[J'accuse] Polanski sur la sellette, des séances annulées et des élus qui veulent censurer

Posté par vincy, le 19 novembre 2019

Après son exclusion des Oscars, Roman Polanski pourrait être évincé des organisations professionnelles françaises. Depuis les révélations de Valentine Monnier, qui accuse le cinéaste de l'avoir violée dans les années 1970 alors qu'elle avait 18 ans, le malaise se répand dans toute la profession. Cela n'empêche pas son dernier film, J'accuse de prendre la première place du box office cette semaine avec 376000 spectateurs en 5 jours, soit son meilleur démarrage en plus de 30 ans. Le film fait déjà quatre fois mieux que le résultat final de sa précédente réalisation, D'après une histoire vraie, et a également dépassé le box office total de La Vénus à la fourrure, sorti en 2013.
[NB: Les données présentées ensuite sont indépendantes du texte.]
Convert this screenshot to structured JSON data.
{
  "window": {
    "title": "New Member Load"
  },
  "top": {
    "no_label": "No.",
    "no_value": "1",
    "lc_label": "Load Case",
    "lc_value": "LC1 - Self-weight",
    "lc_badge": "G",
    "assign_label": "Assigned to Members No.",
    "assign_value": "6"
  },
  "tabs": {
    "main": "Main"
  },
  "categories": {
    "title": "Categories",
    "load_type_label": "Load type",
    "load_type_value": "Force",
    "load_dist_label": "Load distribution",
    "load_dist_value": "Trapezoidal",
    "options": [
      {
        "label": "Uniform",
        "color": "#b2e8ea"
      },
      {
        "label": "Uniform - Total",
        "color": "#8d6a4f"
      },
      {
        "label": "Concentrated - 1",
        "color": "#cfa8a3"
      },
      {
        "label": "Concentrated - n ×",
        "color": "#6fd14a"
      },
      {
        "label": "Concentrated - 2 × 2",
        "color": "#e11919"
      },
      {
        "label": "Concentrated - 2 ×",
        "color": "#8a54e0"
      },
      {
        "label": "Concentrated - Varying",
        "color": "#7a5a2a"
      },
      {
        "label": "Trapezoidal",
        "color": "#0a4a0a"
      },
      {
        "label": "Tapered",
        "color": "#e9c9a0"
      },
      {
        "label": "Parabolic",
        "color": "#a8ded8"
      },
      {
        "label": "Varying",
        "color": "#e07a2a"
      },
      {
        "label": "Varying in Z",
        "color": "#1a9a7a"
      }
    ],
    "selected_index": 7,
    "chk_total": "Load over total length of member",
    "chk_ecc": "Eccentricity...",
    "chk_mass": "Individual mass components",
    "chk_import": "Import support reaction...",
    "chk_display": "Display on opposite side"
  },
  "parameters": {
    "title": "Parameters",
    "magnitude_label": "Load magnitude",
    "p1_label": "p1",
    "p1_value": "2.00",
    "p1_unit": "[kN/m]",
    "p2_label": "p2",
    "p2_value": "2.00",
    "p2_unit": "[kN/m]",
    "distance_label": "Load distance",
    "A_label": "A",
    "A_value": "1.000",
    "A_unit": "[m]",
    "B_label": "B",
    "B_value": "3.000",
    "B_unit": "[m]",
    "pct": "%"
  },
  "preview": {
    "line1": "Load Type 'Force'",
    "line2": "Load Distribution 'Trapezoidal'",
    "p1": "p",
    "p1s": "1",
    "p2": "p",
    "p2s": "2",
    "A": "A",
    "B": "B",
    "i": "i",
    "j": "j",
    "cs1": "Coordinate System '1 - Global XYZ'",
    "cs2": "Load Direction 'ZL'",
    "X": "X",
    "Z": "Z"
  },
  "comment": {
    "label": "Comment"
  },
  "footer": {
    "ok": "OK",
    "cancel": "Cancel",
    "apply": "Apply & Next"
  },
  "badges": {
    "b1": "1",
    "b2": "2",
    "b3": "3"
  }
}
Reste que la polémique enfle. la Société civile des auteurs, réalisateurs et producteurs (ARP) a décidé d'instituer de nouvelles règles : tous membres condamnés ou poursuivis pour des infractions sexuelles conduiront à la suspension du réalisateur. "Quarante ans se sont passés entre la première affaire qui concerne Roman Polanski et aujourd’hui. Je pense que le monde a beaucoup changé en quarante ans. Les crimes sont les mêmes, mais la façon dont ils sont perçus a énormément changé" a déclaré le président de l'ARP, Pierre Jolivet. Clairement, il a précisé que Roman Polanski serait concerné par une suspension.

Le changement de statut sera proposé au vote lors de la prochaine assemblée générale; dont la date n'a pas encore été fixée.

Depuis la prise de parole d'Adèle Haenel, concernant le réalisateur Christophe Ruggia, qui devrait être prochainement exclu de la SRF, le milieu du cinéma tente de réagir pour lutter contre le harcèlement sexuel. Le nom de Polanski est autrement plus symbolique, de par sa notoriété et la multiplicité des affaires qui le visent. La SRF, justement, a, par la voix de Rebecca Zlotowski, membre du Conseil d'administration et co-créatrice du Collectif 5050, "aussi appelé, aux côtés d’autres organisations d’auteurs et du Collectif 5050, à des États généraux sur les questions des abus sexuels et des harcèlements dans notre industrie, dans le but d’aboutir à une charte, un code de conduite commun, et des mesures spécifiques." L'Académie des César refuse toujours de s'exprimer sur ce cas.

Cependant, pour l'instant, ce sont les exploitants qui sont en première ligne sur le front. L'avant-première de J'accuse au mythique Champo, un des rares cinémas dirigé par une femme, Christiane Renavand, a ainsi été annulée par une manifestation de féministes. D'autres militantes féministes ont fait interrompre puis annuler des séances à Rennes et à Saint-Nazaire ce week-end.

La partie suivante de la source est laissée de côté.